Devenish nodded to the respectably dressed man of forty who had come up, noted that he looked like an ex-soldier, and motioned him to move a yard down the corridor.

‘Now, sergeant, I have a few jobs for you,’ he said. ‘First you must see the assistant-manager, and he must telephone to a director, if needs be, to have the Store closed. We can’t carry on with people trampling over the place; and if it remains open any longer, we shall have a drive of pressmen harrying us.’

‘But what of the assistants, sir?’ asked the sergeant.

‘My dear fellow, we can’t interrogate thirteen hundred odd men and women today. It doesn’t look like a job that one of them would do either. We must keep those in executive positions for the moment, but get the rest away, and the place closed.’

‘I’ll see to it, sir. Anything else?’

‘You must visit Mr Kephim’s flat in Baker Street, and Miss Tumour’s—I’ll give you both addresses. Find out all you can, and particularly when Miss Tumour left home last night. Also discover at what hour Mr Kephim went out and returned.’

‘Very well, sir.’

When the sergeant had gone, Devenish walked over to the waiting witness. ‘What exactly is your usual round when you patrol this section of the stores at night, Mann?’ he asked, while the ex-soldier kept a steady eye on his face.

‘I come on my shift at ten, sir,’ was the reply. ‘I walk round once, and see that it is all O.K. I have a box to sit in between rounds.
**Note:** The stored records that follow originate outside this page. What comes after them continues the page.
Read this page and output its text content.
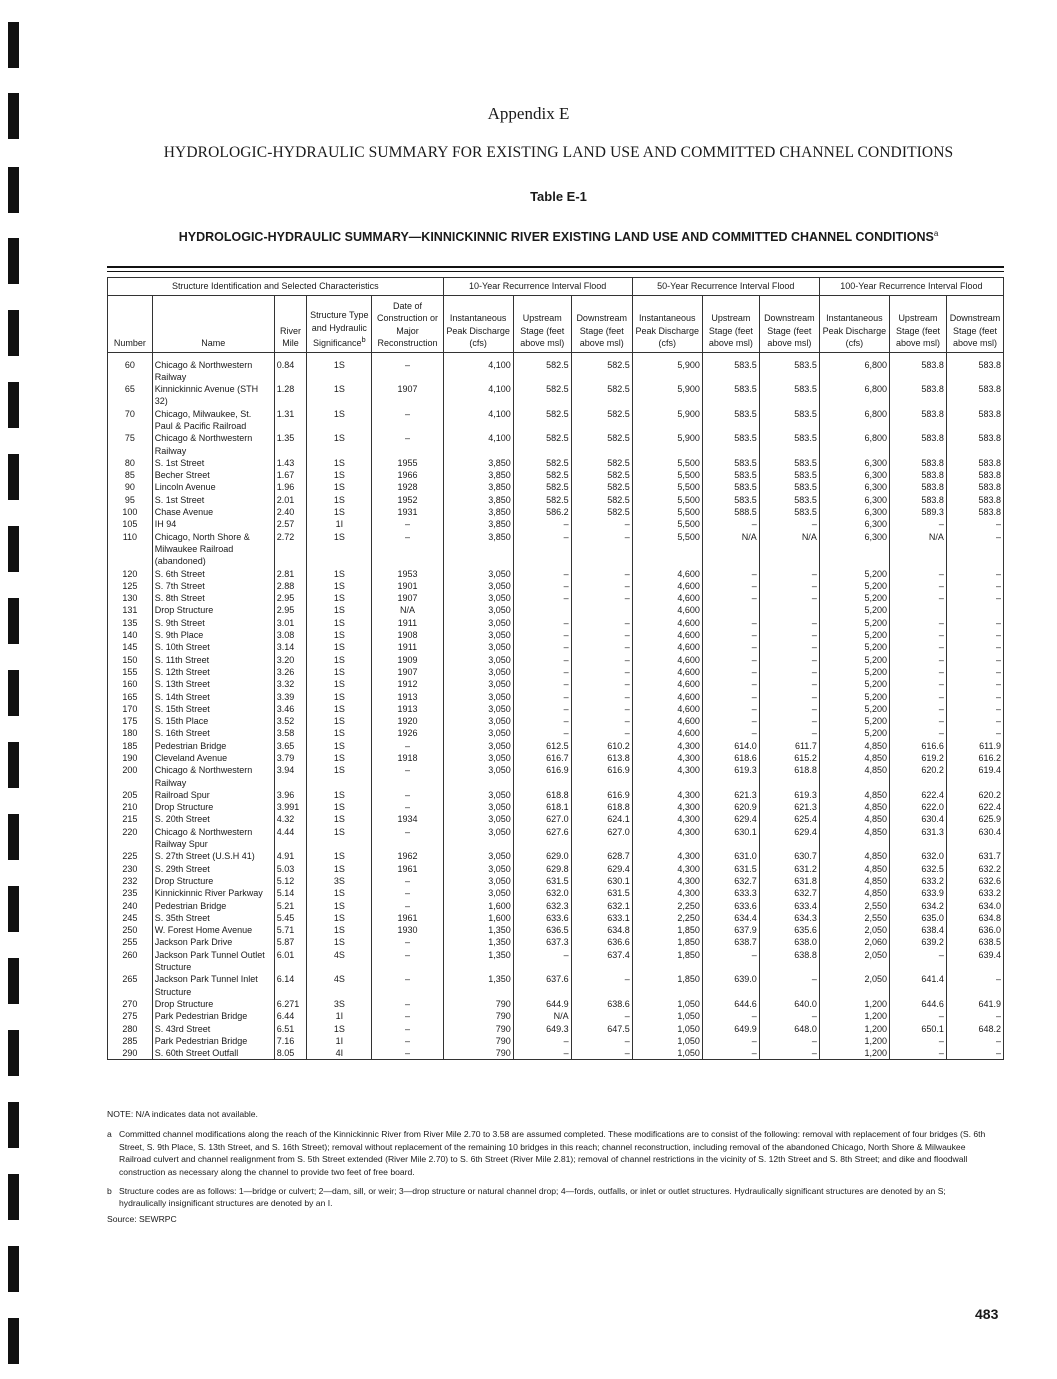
Appendix E
HYDROLOGIC-HYDRAULIC SUMMARY FOR EXISTING LAND USE AND COMMITTED CHANNEL CONDITIONS
Table E-1
HYDROLOGIC-HYDRAULIC SUMMARY—KINNICKINNIC RIVER EXISTING LAND USE AND COMMITTED CHANNEL CONDITIONS$^a$
Structure Identification and Selected Characteristics					10-Year Recurrence Interval Flood			50-Year Recurrence Interval Flood			100-Year Recurrence Interval Flood		
Number	Name	River Mile	Structure Type and Hydraulic Significance$^b$	Date of Construction or Major Reconstruction	Instantaneous Peak Discharge (cfs)	Upstream Stage (feet above msl)	Downstream Stage (feet above msl)	Instantaneous Peak Discharge (cfs)	Upstream Stage (feet above msl)	Downstream Stage (feet above msl)	Instantaneous Peak Discharge (cfs)	Upstream Stage (feet above msl)	Downstream Stage (feet above msl)
60	Chicago & Northwestern Railway	0.84	1S	–	4,100	582.5	582.5	5,900	583.5	583.5	6,800	583.8	583.8
65	Kinnickinnic Avenue (STH 32)	1.28	1S	1907	4,100	582.5	582.5	5,900	583.5	583.5	6,800	583.8	583.8
70	Chicago, Milwaukee, St. Paul & Pacific Railroad	1.31	1S	–	4,100	582.5	582.5	5,900	583.5	583.5	6,800	583.8	583.8
75	Chicago & Northwestern Railway	1.35	1S	–	4,100	582.5	582.5	5,900	583.5	583.5	6,800	583.8	583.8
80	S. 1st Street	1.43	1S	1955	3,850	582.5	582.5	5,500	583.5	583.5	6,300	583.8	583.8
85	Becher Street	1.67	1S	1966	3,850	582.5	582.5	5,500	583.5	583.5	6,300	583.8	583.8
90	Lincoln Avenue	1.96	1S	1928	3,850	582.5	582.5	5,500	583.5	583.5	6,300	583.8	583.8
95	S. 1st Street	2.01	1S	1952	3,850	582.5	582.5	5,500	583.5	583.5	6,300	583.8	583.8
100	Chase Avenue	2.40	1S	1931	3,850	586.2	582.5	5,500	588.5	583.5	6,300	589.3	583.8
105	IH 94	2.57	1I	–	3,850	–	–	5,500	–	–	6,300	–	–
110	Chicago, North Shore & Milwaukee Railroad (abandoned)	2.72	1S	–	3,850	–	–	5,500	N/A	N/A	6,300	N/A	–
120	S. 6th Street	2.81	1S	1953	3,050	–	–	4,600	–	–	5,200	–	–
125	S. 7th Street	2.88	1S	1901	3,050	–	–	4,600	–	–	5,200	–	–
130	S. 8th Street	2.95	1S	1907	3,050	–	–	4,600	–	–	5,200	–	–
131	Drop Structure	2.95	1S	N/A	3,050			4,600			5,200		
135	S. 9th Street	3.01	1S	1911	3,050	–	–	4,600	–	–	5,200	–	–
140	S. 9th Place	3.08	1S	1908	3,050	–	–	4,600	–	–	5,200	–	–
145	S. 10th Street	3.14	1S	1911	3,050	–	–	4,600	–	–	5,200	–	–
150	S. 11th Street	3.20	1S	1909	3,050	–	–	4,600	–	–	5,200	–	–
155	S. 12th Street	3.26	1S	1907	3,050	–	–	4,600	–	–	5,200	–	–
160	S. 13th Street	3.32	1S	1912	3,050	–	–	4,600	–	–	5,200	–	–
165	S. 14th Street	3.39	1S	1913	3,050	–	–	4,600	–	–	5,200	–	–
170	S. 15th Street	3.46	1S	1913	3,050	–	–	4,600	–	–	5,200	–	–
175	S. 15th Place	3.52	1S	1920	3,050	–	–	4,600	–	–	5,200	–	–
180	S. 16th Street	3.58	1S	1926	3,050	–	–	4,600	–	–	5,200	–	–
185	Pedestrian Bridge	3.65	1S	–	3,050	612.5	610.2	4,300	614.0	611.7	4,850	616.6	611.9
190	Cleveland Avenue	3.79	1S	1918	3,050	616.7	613.8	4,300	618.6	615.2	4,850	619.2	616.2
200	Chicago & Northwestern Railway	3.94	1S	–	3,050	616.9	616.9	4,300	619.3	618.8	4,850	620.2	619.4
205	Railroad Spur	3.96	1S	–	3,050	618.8	616.9	4,300	621.3	619.3	4,850	622.4	620.2
210	Drop Structure	3.991	1S	–	3,050	618.1	618.8	4,300	620.9	621.3	4,850	622.0	622.4
215	S. 20th Street	4.32	1S	1934	3,050	627.0	624.1	4,300	629.4	625.4	4,850	630.4	625.9
220	Chicago & Northwestern Railway Spur	4.44	1S	–	3,050	627.6	627.0	4,300	630.1	629.4	4,850	631.3	630.4
225	S. 27th Street (U.S.H 41)	4.91	1S	1962	3,050	629.0	628.7	4,300	631.0	630.7	4,850	632.0	631.7
230	S. 29th Street	5.03	1S	1961	3,050	629.8	629.4	4,300	631.5	631.2	4,850	632.5	632.2
232	Drop Structure	5.12	3S	–	3,050	631.5	630.1	4,300	632.7	631.8	4,850	633.2	632.6
235	Kinnickinnic River Parkway	5.14	1S	–	3,050	632.0	631.5	4,300	633.3	632.7	4,850	633.9	633.2
240	Pedestrian Bridge	5.21	1S	–	1,600	632.3	632.1	2,250	633.6	633.4	2,550	634.2	634.0
245	S. 35th Street	5.45	1S	1961	1,600	633.6	633.1	2,250	634.4	634.3	2,550	635.0	634.8
250	W. Forest Home Avenue	5.71	1S	1930	1,350	636.5	634.8	1,850	637.9	635.6	2,050	638.4	636.0
255	Jackson Park Drive	5.87	1S	–	1,350	637.3	636.6	1,850	638.7	638.0	2,060	639.2	638.5
260	Jackson Park Tunnel Outlet Structure	6.01	4S	–	1,350	–	637.4	1,850	–	638.8	2,050	–	639.4
265	Jackson Park Tunnel Inlet Structure	6.14	4S	–	1,350	637.6	–	1,850	639.0	–	2,050	641.4	–
270	Drop Structure	6.271	3S	–	790	644.9	638.6	1,050	644.6	640.0	1,200	644.6	641.9
275	Park Pedestrian Bridge	6.44	1I	–	790	N/A	–	1,050	–	–	1,200	–	–
280	S. 43rd Street	6.51	1S	–	790	649.3	647.5	1,050	649.9	648.0	1,200	650.1	648.2
285	Park Pedestrian Bridge	7.16	1I	–	790	–	–	1,050	–	–	1,200	–	–
290	S. 60th Street Outfall	8.05	4I	–	790	–	–	1,050	–	–	1,200	–	–
NOTE: N/A indicates data not available.
a Committed channel modifications along the reach of the Kinnickinnic River from River Mile 2.70 to 3.58 are assumed completed. These modifications are to consist of the following: removal with replacement of four bridges (S. 6th Street, S. 9th Place, S. 13th Street, and S. 16th Street); removal without replacement of the remaining 10 bridges in this reach; channel reconstruction, including removal of the abandoned Chicago, North Shore & Milwaukee Railroad culvert and channel realignment from S. 5th Street extended (River Mile 2.70) to S. 6th Street (River Mile 2.81); removal of channel restrictions in the vicinity of S. 12th Street and S. 8th Street; and dike and floodwall construction as necessary along the channel to provide two feet of free board.
b Structure codes are as follows: 1—bridge or culvert; 2—dam, sill, or weir; 3—drop structure or natural channel drop; 4—fords, outfalls, or inlet or outlet structures. Hydraulically significant structures are denoted by an S; hydraulically insignificant structures are denoted by an I.
Source: SEWRPC
483
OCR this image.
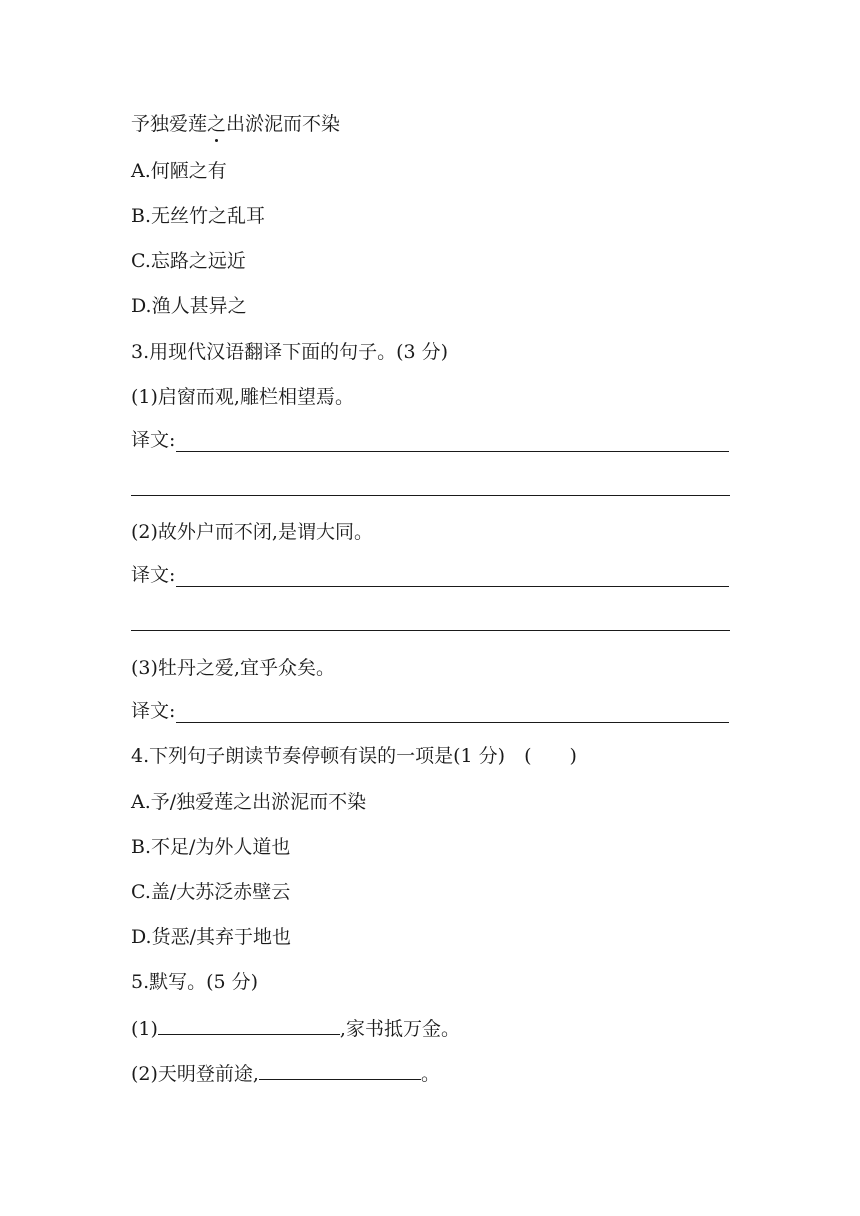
予独爱莲之出淤泥而不染
A.何陋之有
B.无丝竹之乱耳
C.忘路之远近
D.渔人甚异之
3.用现代汉语翻译下面的句子。(3 分)
(1)启窗而观,雕栏相望焉。
译文:
(2)故外户而不闭,是谓大同。
译文:
(3)牡丹之爱,宜乎众矣。
译文:
4.下列句子朗读节奏停顿有误的一项是(1 分)　(　　)
A.予/独爱莲之出淤泥而不染
B.不足/为外人道也
C.盖/大苏泛赤壁云
D.货恶/其弃于地也
5.默写。(5 分)
(1)	,家书抵万金。
(2)天明登前途,	。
They’re every hour, sir.’

‘How long does it take you to get round?’

‘Fifteen minutes. That is as I do it now, sir. But then I have only been here two months, and never seen anything suspicious.’

‘Then I may assume that you set out on your rounds at a quarter-past ten, a quarter-past eleven, a quarter-past—’

‘No, sir, it is an hour after finishing each round. I start the second round at a quarter-past eleven, and have it done by half-past eleven. I set out on the third at half-past twelve, and so on, sir.’

‘You are an ex-soldier, Mann—what branch?’

‘Finished as a sergeant, sir. I was an old regular, discharged unfit 1924.’

‘A man of method apparently, anyway,’ said Devenish. ‘Now, did you see or hear anything suspicious last night in the Store?’

He took out his note-book as he spoke.

‘Nothing at all, sir.’

‘No noise like a lift going up or down, no sound that might suggest an aeroplane engine?’